Trades reported to the Municipal Securities Rulemaking Board were mixed.

A customer bought from a dealer a New York City general obligation bond Series G maturing 2035 at a yield of 5.75%, down a basis point from Wednesday.

A customer bought from a dealer an Anaheim Public Financing Authority lease revenue bond, maturing 2025, at 6.9%, unchanged from Wednesday, the last day the market was open.

The placid day for munis contrasted with a rocky session in the Treasury market. Treasuries tumbled despite a report showing the sharpest contraction in manufacturing activity in decades in December.

The Institute for Supply Management's gauge of manufacturing shrank to 32.4 in December, down from 36.2 in November and 50 in July. A number below 50 signals a contraction in manufacturing. Economists expected a reading of 35.5, according to Thomson Reuters.

This was the weakest reading in nearly three decades.

Indexes measuring new orders and prices sank to their lowest levels since the late 1940s, ISM said.

Kim A. Rupert, managing director of global fixed income at Action Economics LLC, said data continue to reflect a struggling economy and "add to concerns that this will be a pretty deep and long-lasting recession."

The market staged a counterintuitive response - stocks rose and Treasuries fell.

The yield on the benchmark 10-year Treasury swelled 19 basis point to 2.41%. The 30-year Treasury added 15 basis points to 2.82%. The two-year note climbed 10 basis points to yield 0.86%.

The Dow Jones industrial average, meanwhile, surged 258 points, or 2.9%.

Normally bad economic news pushes Treasury prices up because it stimulates appetite for safe-haven investments.
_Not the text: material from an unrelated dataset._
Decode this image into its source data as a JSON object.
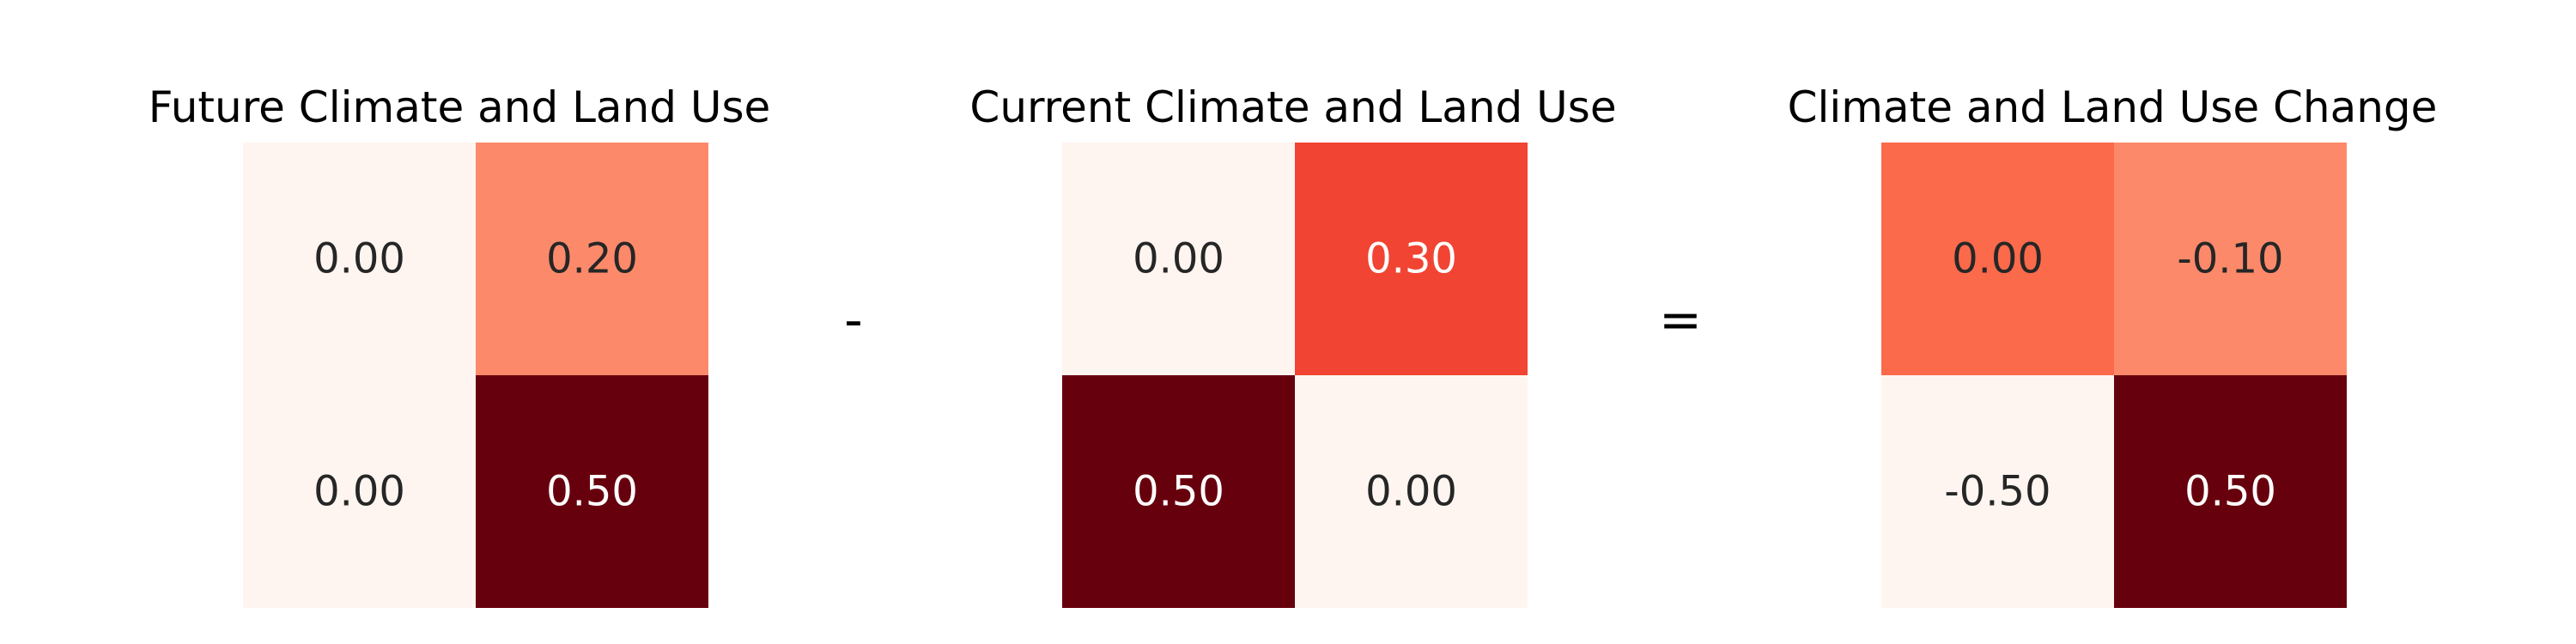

Treasuries, though, have been on such a robust rally it would be hard to push prices up further with more bad news, Rupert said.

In other words, she said, in dragging Treasury yields down the market has already braced for further weakness in manufacturing.

The yield on the 10-year Treasury compressed below 2.08% last month after reaching as high as 4% in October.

"We're just seeing some profit-taking [in Treasuries] after yields are still hovering near record lows," she said. "It's just hard to buy at these levels."

Rupert expects a broad sell-off in Treasuries at some point, as "this huge flight-to-safety bid has to unwind."

Once the unwinding begins, Rupert said, "everybody and their brother is going to be trying to get out of that trade at the same time."